On the first days, someone from the staff was around and kindly helped me do the job. Then, on day four, when I was working on my challenges and obstacles and was grumpy as hell, nobody was around when I wanted a coconut!
I took the machete and started chopping. I’ve never touched a machete before, and I have no experience using an ax either. So, I wasn’t shining in this task. I kept the silence while struggling with the machete, but the spirits surely heard all the swear words floating in my head. My chopping and sighing seemed to be loud enough as someone appeared to finish the job for me. This process was repeated a few times. I had my coconut water, and my fingers stayed unharmed.
During the week, I worked on my exercises and had some powerful meditations where I received some helpful insights and beautiful messages. Sometimes, journaling after the meditation was just pure flow. Insights and realizations just came out of me, accompanied by chills; I think they call it channeling.

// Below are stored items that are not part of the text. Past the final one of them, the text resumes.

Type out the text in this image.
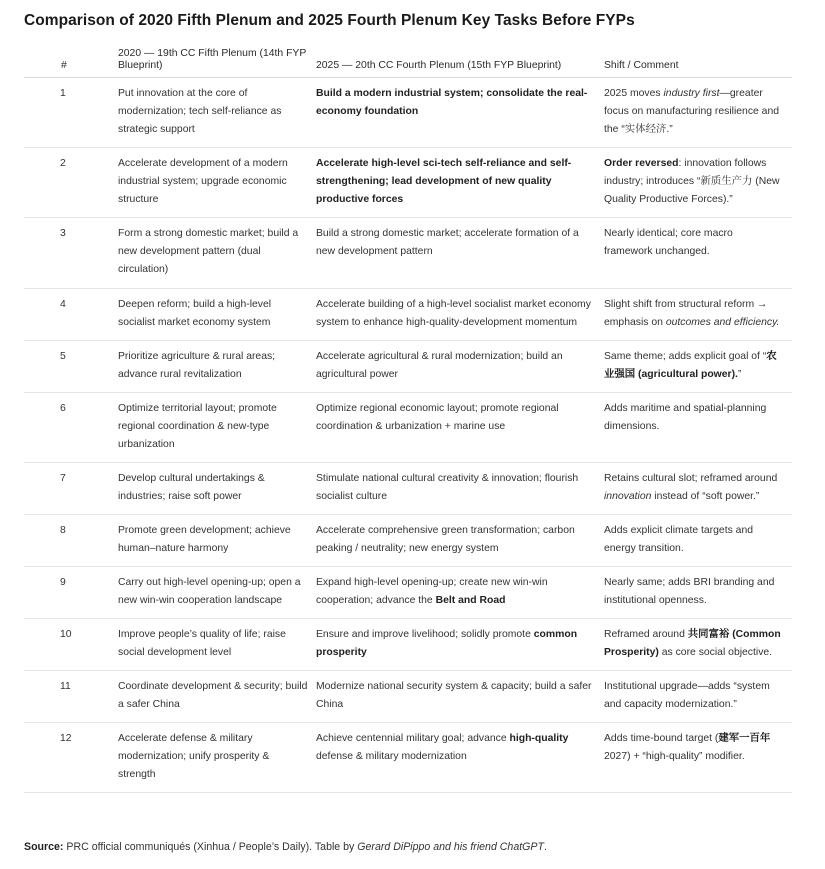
Comparison of 2020 Fifth Plenum and 2025 Fourth Plenum Key Tasks Before FYPs
#	2020 — 19th CC Fifth Plenum (14th FYP Blueprint)	2025 — 20th CC Fourth Plenum (15th FYP Blueprint)	Shift / Comment
1	Put innovation at the core of modernization; tech self-reliance as strategic support	Build a modern industrial system; consolidate the real-economy foundation	2025 moves industry first—greater focus on manufacturing resilience and the “实体经济.”
2	Accelerate development of a modern industrial system; upgrade economic structure	Accelerate high-level sci-tech self-reliance and self-strengthening; lead development of new quality productive forces	Order reversed: innovation follows industry; introduces “新质生产力 (New Quality Productive Forces).”
3	Form a strong domestic market; build a new development pattern (dual circulation)	Build a strong domestic market; accelerate formation of a new development pattern	Nearly identical; core macro framework unchanged.
4	Deepen reform; build a high-level socialist market economy system	Accelerate building of a high-level socialist market economy system to enhance high-quality-development momentum	Slight shift from structural reform → emphasis on outcomes and efficiency.
5	Prioritize agriculture & rural areas; advance rural revitalization	Accelerate agricultural & rural modernization; build an agricultural power	Same theme; adds explicit goal of “农业强国 (agricultural power).”
6	Optimize territorial layout; promote regional coordination & new-type urbanization	Optimize regional economic layout; promote regional coordination & urbanization + marine use	Adds maritime and spatial-planning dimensions.
7	Develop cultural undertakings & industries; raise soft power	Stimulate national cultural creativity & innovation; flourish socialist culture	Retains cultural slot; reframed around innovation instead of “soft power.”
8	Promote green development; achieve human–nature harmony	Accelerate comprehensive green transformation; carbon peaking / neutrality; new energy system	Adds explicit climate targets and energy transition.
9	Carry out high-level opening-up; open a new win-win cooperation landscape	Expand high-level opening-up; create new win-win cooperation; advance the Belt and Road	Nearly same; adds BRI branding and institutional openness.
10	Improve people’s quality of life; raise social development level	Ensure and improve livelihood; solidly promote common prosperity	Reframed around 共同富裕 (Common Prosperity) as core social objective.
11	Coordinate development & security; build a safer China	Modernize national security system & capacity; build a safer China	Institutional upgrade—adds “system and capacity modernization.”
12	Accelerate defense & military modernization; unify prosperity & strength	Achieve centennial military goal; advance high-quality defense & military modernization	Adds time-bound target (建军一百年 2027) + “high-quality” modifier.
Source: PRC official communiqués (Xinhua / People’s Daily). Table by Gerard DiPippo and his friend ChatGPT.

Expanding my consciousness and lifting my vibration
The retreat serves many purposes. It’s a detox, not only on the physical level but also on the mental and the emotional level. We all have different things we are willing to let go of (I was working with some resentment and negative thought patterns).

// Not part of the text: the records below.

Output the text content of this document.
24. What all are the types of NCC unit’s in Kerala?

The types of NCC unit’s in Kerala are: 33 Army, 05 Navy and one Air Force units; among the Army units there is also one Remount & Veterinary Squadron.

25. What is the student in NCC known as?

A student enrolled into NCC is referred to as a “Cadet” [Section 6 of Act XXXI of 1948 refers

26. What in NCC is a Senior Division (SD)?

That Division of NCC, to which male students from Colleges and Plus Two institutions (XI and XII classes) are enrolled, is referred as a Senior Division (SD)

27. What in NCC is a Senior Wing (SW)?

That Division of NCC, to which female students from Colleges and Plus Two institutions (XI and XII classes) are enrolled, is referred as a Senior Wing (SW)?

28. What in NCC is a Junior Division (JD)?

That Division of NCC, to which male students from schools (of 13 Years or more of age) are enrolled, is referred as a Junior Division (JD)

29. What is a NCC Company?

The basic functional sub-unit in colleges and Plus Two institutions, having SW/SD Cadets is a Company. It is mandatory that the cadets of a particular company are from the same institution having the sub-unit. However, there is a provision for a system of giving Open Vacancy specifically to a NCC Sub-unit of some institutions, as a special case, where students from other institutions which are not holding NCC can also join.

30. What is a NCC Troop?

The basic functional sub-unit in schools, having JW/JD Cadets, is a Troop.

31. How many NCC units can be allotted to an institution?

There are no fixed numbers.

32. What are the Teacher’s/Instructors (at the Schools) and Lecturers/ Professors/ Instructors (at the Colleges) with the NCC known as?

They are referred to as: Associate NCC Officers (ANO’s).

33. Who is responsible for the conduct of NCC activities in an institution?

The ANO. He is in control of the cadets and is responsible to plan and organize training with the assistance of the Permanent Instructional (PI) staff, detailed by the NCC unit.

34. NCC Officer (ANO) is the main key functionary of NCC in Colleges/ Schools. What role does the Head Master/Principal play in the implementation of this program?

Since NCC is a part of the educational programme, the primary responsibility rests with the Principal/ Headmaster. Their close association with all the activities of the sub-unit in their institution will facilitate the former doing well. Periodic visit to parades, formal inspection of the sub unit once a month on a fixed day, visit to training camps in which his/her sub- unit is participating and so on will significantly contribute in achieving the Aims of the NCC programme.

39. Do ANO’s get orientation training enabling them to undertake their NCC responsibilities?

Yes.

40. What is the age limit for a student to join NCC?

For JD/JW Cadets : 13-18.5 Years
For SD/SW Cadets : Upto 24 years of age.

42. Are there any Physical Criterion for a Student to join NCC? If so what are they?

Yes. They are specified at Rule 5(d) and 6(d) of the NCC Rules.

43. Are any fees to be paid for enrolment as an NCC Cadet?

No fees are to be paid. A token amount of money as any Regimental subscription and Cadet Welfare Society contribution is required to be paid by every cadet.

Those days are also dedicated to healing. In addition to the physical benefits of fasting, we get a unique chance to sit with ourselves and explore what’s inside. We can form new connections—in our brain, to ourselves, and to the spiritual realm.

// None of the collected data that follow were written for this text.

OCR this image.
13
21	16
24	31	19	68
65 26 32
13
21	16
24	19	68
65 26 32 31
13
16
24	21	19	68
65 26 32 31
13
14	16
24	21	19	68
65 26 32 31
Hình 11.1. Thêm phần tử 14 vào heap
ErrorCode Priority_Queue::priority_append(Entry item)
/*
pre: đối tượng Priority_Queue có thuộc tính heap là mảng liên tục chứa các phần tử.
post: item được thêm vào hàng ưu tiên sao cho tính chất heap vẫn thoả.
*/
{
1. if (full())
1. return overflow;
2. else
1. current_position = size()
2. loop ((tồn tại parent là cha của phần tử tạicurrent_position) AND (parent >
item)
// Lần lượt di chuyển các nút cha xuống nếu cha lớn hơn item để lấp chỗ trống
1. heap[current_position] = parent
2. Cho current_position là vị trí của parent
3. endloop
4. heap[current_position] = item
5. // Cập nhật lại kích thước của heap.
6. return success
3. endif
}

After all, it’s the week of the fire. We explore and connect with our own spirit and the strong, powerful fire element within us. That was my key intention: to connect with my internal power and find my queen energy again.
By doing all this work, we can raise our vibration and expand our consciousness—step into higher levels of consciousness.
The culmination of the retreat was the full moon ceremony on Sunday evening. All dressed in white, we entered the temple of el Arka, which is the second center of Las Pirámides, in the mountains close by the lake.
Chaty Secaira, the founder of Las Pirámides led us through a powerful ceremony, where prayers were recited, messages channeled, and mantras chanted. We sat on our meditation benches the whole time, soaking in the energy and the thick smoke of copal.
Chaty delivered messages about the importance of loyalty and firmness; no matter what storms blow in our path, we should stay firm and continue walking. She also talked about humbleness and reminded us that no matter how far we get in our path, the path is eternal, and there is always more to walk. At the end of the ceremony, we all lifted our candles up and chanted “light to planet earth” seven times together. I’m sure that the energy created at that moment dissolved many shadows.
Our retreat was over, and we were allowed to speak and eat again. Outside the temple after the ceremony, I think I witnessed a human condition that could be called “awe.” I experienced the awe, and my retreat group seemed to share the experience with me. I think it breaks down to bliss, gratitude, and the feeling of oneness. I felt love that wasn’t attached to anything specific.
While it was an extraordinary moment for me, experiences like this have a wider impact. When we reach higher vibrations and higher states of consciousness, many of our problems dissolve, and some of our pain and shadow get transformed. This, in turn, impacts how we show up in the world.
I believe that the world would be a better place if people took the time to explore their internal worlds. The world is a reflection of our internal realities, and I wonder what would happen if we all could elevate those realities, even just for a little bit.
I, for sure, continue working with my internal reality. Acknowledging with gratitude that my work and intentions have borne fruit, this next version of me today feels possibly more comfortable in her own skin than ever.
And if it’s possible for me, it’s possible for anyone.